Palavras passe: legitima defesa putativa. Culpabilidade do agente. Fato típico e antijurídico. Exclusão de culpabilidade.
ABSTRACT: The present work aims to analyze the institute of putative (ficti) legitimate defense as a cause of exclusion of the agent's culpability and its characterization elements. What differentiates the real legitimate defense from the putative one is the inexistence of the fact of the aggression in relation to the agent who performs the action. The putative legitimate defense falls on the agent's culpability, the fact is typical and unlawful, there is a willful way of committing the crime, however, in the absence of culpability, the fact is not punished, the doctrine admits that as long as the agent it is wrongly assumed, in the situation of those who legitimately defend themselves, that there is no malice and the fact goes unpunished due to the absence of culpability. It appears, therefore, that putative self-defense occurs when someone wrongly judges himself in the face of an unjust, current or imminent aggression, and, imagining that he is supported by law, reacts, supposing himself to defend himself or find himself in the defense of a third party. The choice of topic is justified by its degree of complexity of how the putative legitimate defense can be characterized and applied in Brazilian criminal law and also because the topic is quite controversial given the false certainty that an unjust aggression causes damage to the legal good of a individual, an injury that, if there were no such institute, the conduct would be punished.

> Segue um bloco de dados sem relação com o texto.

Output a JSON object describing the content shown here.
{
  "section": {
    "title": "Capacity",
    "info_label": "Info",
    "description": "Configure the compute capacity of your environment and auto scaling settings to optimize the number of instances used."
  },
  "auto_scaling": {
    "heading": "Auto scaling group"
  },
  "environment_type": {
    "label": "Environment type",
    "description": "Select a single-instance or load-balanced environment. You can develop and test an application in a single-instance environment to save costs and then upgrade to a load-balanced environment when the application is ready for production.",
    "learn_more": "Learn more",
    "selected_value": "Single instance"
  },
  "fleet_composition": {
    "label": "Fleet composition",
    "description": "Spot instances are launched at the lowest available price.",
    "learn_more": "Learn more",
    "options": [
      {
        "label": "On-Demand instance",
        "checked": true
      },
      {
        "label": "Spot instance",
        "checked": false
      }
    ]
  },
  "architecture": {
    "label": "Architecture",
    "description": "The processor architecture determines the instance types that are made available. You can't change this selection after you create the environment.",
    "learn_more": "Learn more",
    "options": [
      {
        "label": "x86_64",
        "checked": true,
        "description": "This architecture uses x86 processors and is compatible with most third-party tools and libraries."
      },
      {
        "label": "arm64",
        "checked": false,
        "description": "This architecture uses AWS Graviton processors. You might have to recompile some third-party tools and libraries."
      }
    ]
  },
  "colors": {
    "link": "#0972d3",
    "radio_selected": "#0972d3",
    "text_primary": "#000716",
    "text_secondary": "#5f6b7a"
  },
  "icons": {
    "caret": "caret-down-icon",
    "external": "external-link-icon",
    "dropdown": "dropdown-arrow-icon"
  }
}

Keywords: legitimate putative defense. Agent culpability. Typical and unlawful fact. Exclusion of guilt.
INTRODUÇÃO
O Código Penal traz o instituto da legítima defesa, que nada mais é do que o direito de todo e qualquer cidadão de reagir diante de uma agressão injusta, atual ou iminente, podendo usar dos meios necessários para repeli-la. Estamos diante da legítima defesa real, ou propriamente dita.
No presente artigo estudaremos sobre a legítima defesa putativa, que é constituída pelas ações dos agentes que reagem a essa agressão supostamente injusta quando se imaginam em situação de legitima defesa. De plano, observa-se que a agressão só existia na imaginação do agente!
São relevantes ao estudo da legítima defesa putativa os pressupostos da legítima defesa, quais sejam os elementos objetivos (existência de agressão injusta, atual ou iminente, moderação no uso dos meios necessários); e o elemento subjetivo (vontade do agente em se defender).
A legítima defesa putativa está inserida entre as descriminantes putativas, previstas no artigo 20, §1º, do Código Penal. As descriminantes putativas são divididas, doutrinariamente, entre as que ocorrem em relação a pressuposto fático de uma excludente de ilicitude, e, quando relacionadas ao limite ou a existência de uma causa de justificação. No que se trata das descriminantes putativas fáticas, existe divergência doutrinária entre os juristas que adotam as diferentes teorias da culpabilidade, limitada ou extremada. A teoria limitada da culpabilidade é adotada expressamente pelo Código Penal, conforme se observa no item 17 da exposição de motivos da parte geral.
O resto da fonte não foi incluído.